First, you need to differentiate between the WebSocket protocol and the WebSocket API within browsers.
The WebSocket protocol has a frame-size limit of 2^63 octets, but a WebSocket message can be composed of an unlimited number of frames.
The WebSocket API within browsers does not expose a frame-based or streaming API, but only a message-based API. The payload of an incoming message is always completely buffered up (within the browser's WebSocket implementation) before providing it to JavaScript.
APIs of other WebSocket implementations may provide frame- or streaming-based access to payload transferred via the WebSocket protocol. For example, AutobahnPython does. You can read more in the examples here https://github.com/tavendo/AutobahnPython/tree/master/examples/twisted/websocket/streaming.
Disclosure: I am original author of Autobahn and work for Tavendo.
More considerations:
As long as there is no frame/streaming API in browser JS WebSocket API, you can only receive/send complete WS messages.
A single (plain) WebSocket connection cannot interleave the payload of multiple messages. So i.e. if you use large messages, those are delivered in order, and you won't be able to send small messages in between while a big message is still on the fly.
There is an upcoming WebSocket extension (extensions are a builtin mechanism to extend the protocol): WebSocket multiplexing. This allows to have multiple (logical) WebSocket connections over a single underlying TCP connection, which has multiple advantages.
Note also: you can open multiple WS connections (over different underlying TCPs) to a single target server from a single JS / HTML page today.
Note also: you can do "chunking" yourself in application layer: send your stuff in smaller WS messages a reassemble yourself.

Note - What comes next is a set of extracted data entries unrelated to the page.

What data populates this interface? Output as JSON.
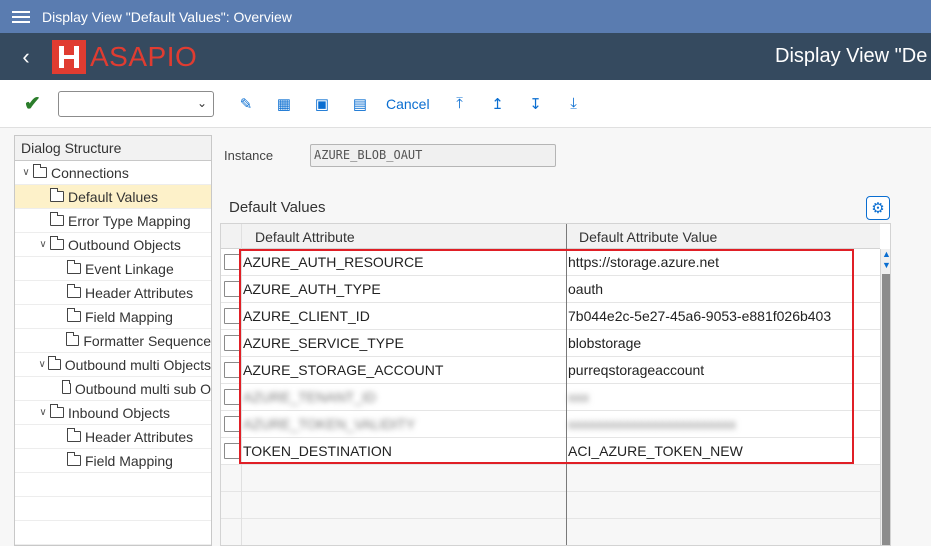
{
  "window": {
    "title": "Display View \"Default Values\": Overview"
  },
  "header": {
    "logo_text": "ASAPIO",
    "page_title": "Display View \"De"
  },
  "toolbar": {
    "cancel_label": "Cancel",
    "dropdown_value": ""
  },
  "tree": {
    "title": "Dialog Structure",
    "items": [
      {
        "label": "Connections",
        "level": 0,
        "expanded": true
      },
      {
        "label": "Default Values",
        "level": 1,
        "selected": true
      },
      {
        "label": "Error Type Mapping",
        "level": 1
      },
      {
        "label": "Outbound  Objects",
        "level": 1,
        "expanded": true
      },
      {
        "label": "Event Linkage",
        "level": 2
      },
      {
        "label": "Header Attributes",
        "level": 2
      },
      {
        "label": "Field Mapping",
        "level": 2
      },
      {
        "label": "Formatter Sequence",
        "level": 2
      },
      {
        "label": "Outbound multi Objects",
        "level": 1,
        "expanded": true
      },
      {
        "label": "Outbound multi sub O",
        "level": 2
      },
      {
        "label": "Inbound Objects",
        "level": 1,
        "expanded": true
      },
      {
        "label": "Header Attributes",
        "level": 2
      },
      {
        "label": "Field Mapping",
        "level": 2
      }
    ]
  },
  "instance": {
    "label": "Instance",
    "value": "AZURE_BLOB_OAUT"
  },
  "section": {
    "title": "Default Values"
  },
  "table": {
    "columns": [
      "Default Attribute",
      "Default Attribute Value"
    ],
    "rows": [
      {
        "attribute": "AZURE_AUTH_RESOURCE",
        "value": "https://storage.azure.net"
      },
      {
        "attribute": "AZURE_AUTH_TYPE",
        "value": "oauth"
      },
      {
        "attribute": "AZURE_CLIENT_ID",
        "value": "7b044e2c-5e27-45a6-9053-e881f026b403"
      },
      {
        "attribute": "AZURE_SERVICE_TYPE",
        "value": "blobstorage"
      },
      {
        "attribute": "AZURE_STORAGE_ACCOUNT",
        "value": "purreqstorageaccount"
      },
      {
        "attribute": "AZURE_TENANT_ID",
        "value": "xxx"
      },
      {
        "attribute": "AZURE_TOKEN_VALIDITY",
        "value": "xxxxxxxxxxxxxxxxxxxxxxxx"
      },
      {
        "attribute": "TOKEN_DESTINATION",
        "value": "ACI_AZURE_TOKEN_NEW"
      }
    ]
  },
  "colors": {
    "titlebar": "#5a7cb0",
    "header": "#354a5f",
    "brand": "#e03c31",
    "accent": "#0a6ed1",
    "highlight": "#e01f26"
  }
}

I agree, in an ideal world, you'd have message/frame/streaming API in browser plus WebSocket multiplexing. That would give all the power and convenience.
RFC 6455 Section 1.1:
This is what the WebSocket Protocol provides: [...] an alternative to HTTP polling for two-way communication from a web page to a remote server.
As stated, WebSockets are for commmunications between a web page and a server. Please note the difference between a web page and a web browser. Examples being used are browser games and chat applications, who excange many small messages.
If you want to send many MB's in one message, I think you're not using WebSockets the way they were intended. If you want to transfer files, then do so using a Plain Old Http Request, answered with Content-Disposition to let the browser download a file.
So if you explain why you want to send such large amounts of data, perhaps someone can help come up with a more elegant solution than using WebSockets.
Besides, a client or server may refuse too large messages (although it isn't explicitly stated how it'll refuse):
RFC 6455 Section 10.4:
Implementations that have implementation- and/or platform-specific
limitations regarding the frame size or total message size after
reassembly from multiple frames MUST protect themselves against
exceeding those limits. (For example, a malicious endpoint can try
to exhaust its peer's memory or mount a denial-of-service attack by
sending either a single big frame (e.g., of size 2**60) or by sending
a long stream of small frames that are a part of a fragmented
message.) Such an implementation SHOULD impose a limit on frame
sizes and the total message size after reassembly from multiple
frames.